The former director of immunisation at the health department, David Salisbury, said vaccination of children was desirable not only to protect their health, but to reduce the risk that they will spread Covid to parents and grandparents.

“If young people are indeed contributing to transmission, then they do have a responsibility both to their own health and to the health of other people,” said Prof Salisbury.

“Subject to assurance about the vaccine safety – which is the role of the regulator – I think they should be included in the vaccine programme.”

Leeds University associate virology professor Stephen Griffin said it was “crazy and unfair” to simply “allow this virus to pass through the younger population” on the basis that they are less vulnerable to serious illness and death from the initial infection than older age groups.

And epidemiologist Neil Ferguson told BBC One’s Andrew Marr Show: “In the absence of vaccinating teenagers, it’s inevitable that we are going to have – and we are already seeing – very high numbers of cases in teenagers.

“We won’t be able to reach herd immunity without significant immunity among people under 18.”

A report by the Tony Blair Institute recommended inoculation of 12- to 18-year-olds with the Pfizer vaccine as part of a plan to enable the UK to live with Covid-19 for years to come.

Millions of over-12s have been inoculated in countries including the US without significant ill-effects, though the US Centres for Disease Control and Prevention has identified around 300 cases of heart inflammation in teenagers after the Pfizer or Moderna vaccines.

Mr Jenrick told Sky News’s Trevor Phillips on Sunday: “We will be looking carefully at [the JCVI’s] advice ... on whether or not we should open up the vaccine programme in the first instance to most children who are just short of their 18th birthday, to those children who have particular vulnerabilities and those children who are in households where there are people who are particularly vulnerable.

“That seems like a sensible way for us to proceed.
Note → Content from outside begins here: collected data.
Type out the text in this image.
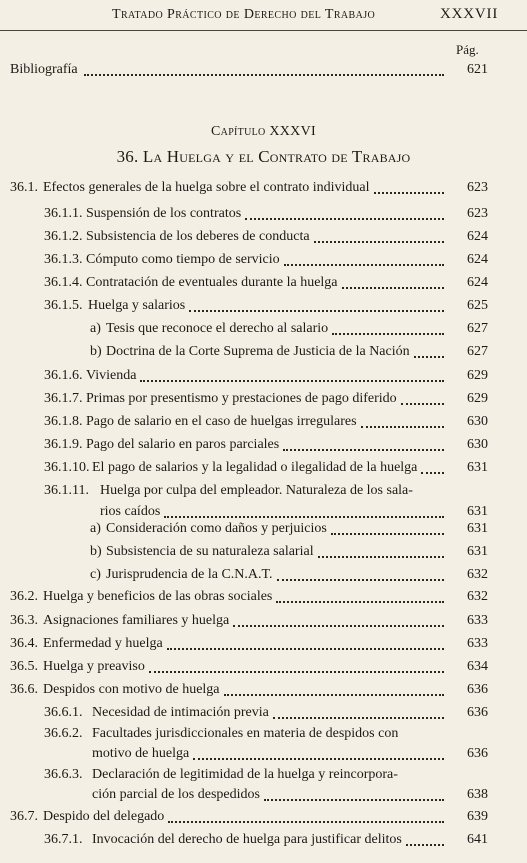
Tratado Práctico de Derecho del Trabajo	XXXVII
Pág.
Bibliografía	621
Capítulo XXXVI
36. La Huelga y el Contrato de Trabajo
36.1. Efectos generales de la huelga sobre el contrato individual	623
36.1.1. Suspensión de los contratos	623
36.1.2. Subsistencia de los deberes de conducta	624
36.1.3. Cómputo como tiempo de servicio	624
36.1.4. Contratación de eventuales durante la huelga	624
36.1.5. Huelga y salarios	625
a) Tesis que reconoce el derecho al salario	627
b) Doctrina de la Corte Suprema de Justicia de la Nación	627
36.1.6. Vivienda	629
36.1.7. Primas por presentismo y prestaciones de pago diferido	629
36.1.8. Pago de salario en el caso de huelgas irregulares	630
36.1.9. Pago del salario en paros parciales	630
36.1.10. El pago de salarios y la legalidad o ilegalidad de la huelga	631
36.1.11. Huelga por culpa del empleador. Naturaleza de los sala-
rios caídos	631
a) Consideración como daños y perjuicios	631
b) Subsistencia de su naturaleza salarial	631
c) Jurisprudencia de la C.N.A.T.	632
36.2. Huelga y beneficios de las obras sociales	632
36.3. Asignaciones familiares y huelga	633
36.4. Enfermedad y huelga	633
36.5. Huelga y preaviso	634
36.6. Despidos con motivo de huelga	636
36.6.1. Necesidad de intimación previa	636
36.6.2. Facultades jurisdiccionales en materia de despidos con
motivo de huelga	636
36.6.3. Declaración de legitimidad de la huelga y reincorpora-
ción parcial de los despedidos	638
36.7. Despido del delegado	639
36.7.1. Invocación del derecho de huelga para justificar delitos	641
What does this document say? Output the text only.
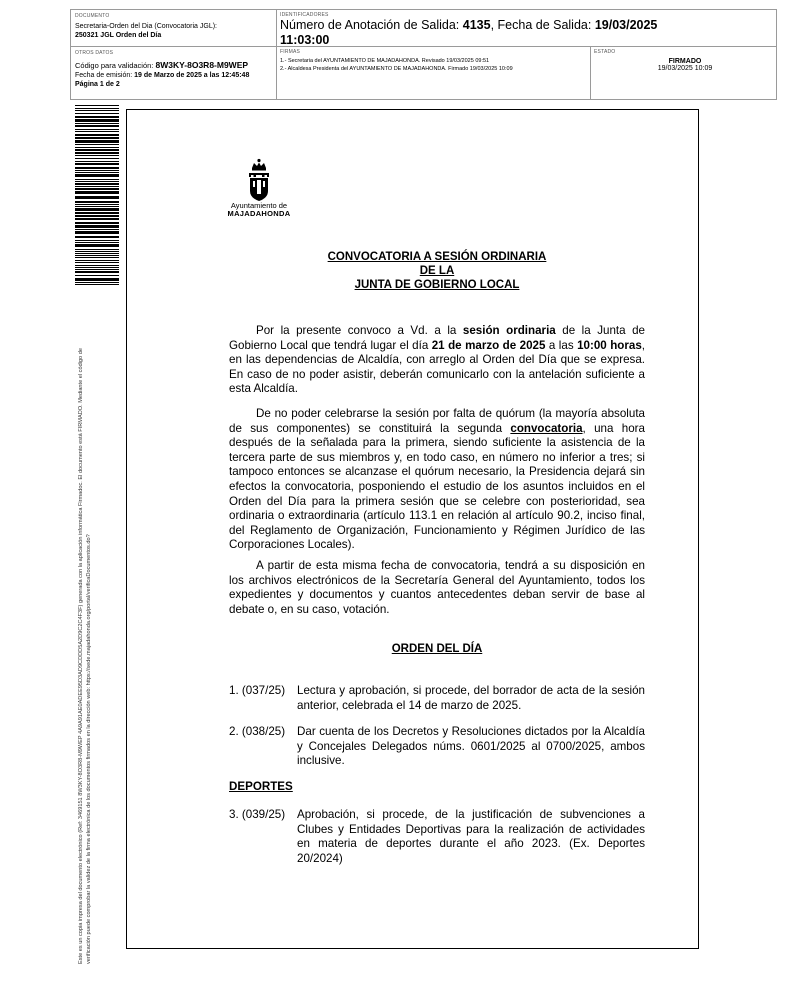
DOCUMENTO
Secretaria-Orden del Dia (Convocatoria JGL):
250321 JGL Orden del Día
IDENTIFICADORES
Número de Anotación de Salida: 4135, Fecha de Salida: 19/03/2025
11:03:00
OTROS DATOS
Código para validación: 8W3KY-8O3R8-M9WEP
Fecha de emisión: 19 de Marzo de 2025 a las 12:45:48
Página 1 de 2
FIRMAS
1.- Secretaria del AYUNTAMIENTO DE MAJADAHONDA. Revisado 19/03/2025 09:51
2.- Alcaldesa Presidenta del AYUNTAMIENTO DE MAJADAHONDA. Firmado 19/03/2025 10:09
ESTADO
FIRMADO
19/03/2025 10:09
Este es un copia impresa del documento electrónico (Ref: 3469151 8W3KY-8O3R8-M9WEP 4A9A91AE0ADEE95D3AD9CDDD5A2D9C2C4F3F) generada con la aplicación informática Firmadoc. El documento está FIRMADO. Mediante el código de verificación puede comprobar la validez de la firma electrónica de los documentos firmados en la dirección web: https://sede.majadahonda.org/portal/verificaDocumentos.do?
Ayuntamiento de
MAJADAHONDA
CONVOCATORIA A SESIÓN ORDINARIA
DE LA
JUNTA DE GOBIERNO LOCAL
Por la presente convoco a Vd. a la sesión ordinaria de la Junta de Gobierno Local que tendrá lugar el día 21 de marzo de 2025 a las 10:00 horas, en las dependencias de Alcaldía, con arreglo al Orden del Día que se expresa. En caso de no poder asistir, deberán comunicarlo con la antelación suficiente a esta Alcaldía.
De no poder celebrarse la sesión por falta de quórum (la mayoría absoluta de sus componentes) se constituirá la segunda convocatoria, una hora después de la señalada para la primera, siendo suficiente la asistencia de la tercera parte de sus miembros y, en todo caso, en número no inferior a tres; si tampoco entonces se alcanzase el quórum necesario, la Presidencia dejará sin efectos la convocatoria, posponiendo el estudio de los asuntos incluidos en el Orden del Día para la primera sesión que se celebre con posterioridad, sea ordinaria o extraordinaria (artículo 113.1 en relación al artículo 90.2, inciso final, del Reglamento de Organización, Funcionamiento y Régimen Jurídico de las Corporaciones Locales).
A partir de esta misma fecha de convocatoria, tendrá a su disposición en los archivos electrónicos de la Secretaría General del Ayuntamiento, todos los expedientes y documentos y cuantos antecedentes deban servir de base al debate o, en su caso, votación.
ORDEN DEL DÍA
1. (037/25)	Lectura y aprobación, si procede, del borrador de acta de la sesión anterior, celebrada el 14 de marzo de 2025.
2. (038/25)	Dar cuenta de los Decretos y Resoluciones dictados por la Alcaldía y Concejales Delegados núms. 0601/2025 al 0700/2025, ambos inclusive.
DEPORTES
3. (039/25)	Aprobación, si procede, de la justificación de subvenciones a Clubes y Entidades Deportivas para la realización de actividades en materia de deportes durante el año 2023. (Ex. Deportes 20/2024)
But ministers will need to make that decision when they’re armed with the final advice from the JCVI, our expert advisers, and I expect that we will be receiving that advice very soon.”

Labour’s shadow health secretary Jonathan Ashworth urged the JCVI and ministers to “carefully consider” whether it was really necessary to hold back from vaccinating teenage children.

“I’m not against vaccinating children,” he told Phillips. “I think it needs to be looked at by the JCVI. Other countries are doing it. I don’t understand why we’re not proposing it.

“In the end, these are always clinical decisions, but if the JCVI are going to propose tomorrow that we are not going to vaccinate children, I hope they can fully explain their thinking and why they have taken a different decision to the United States.”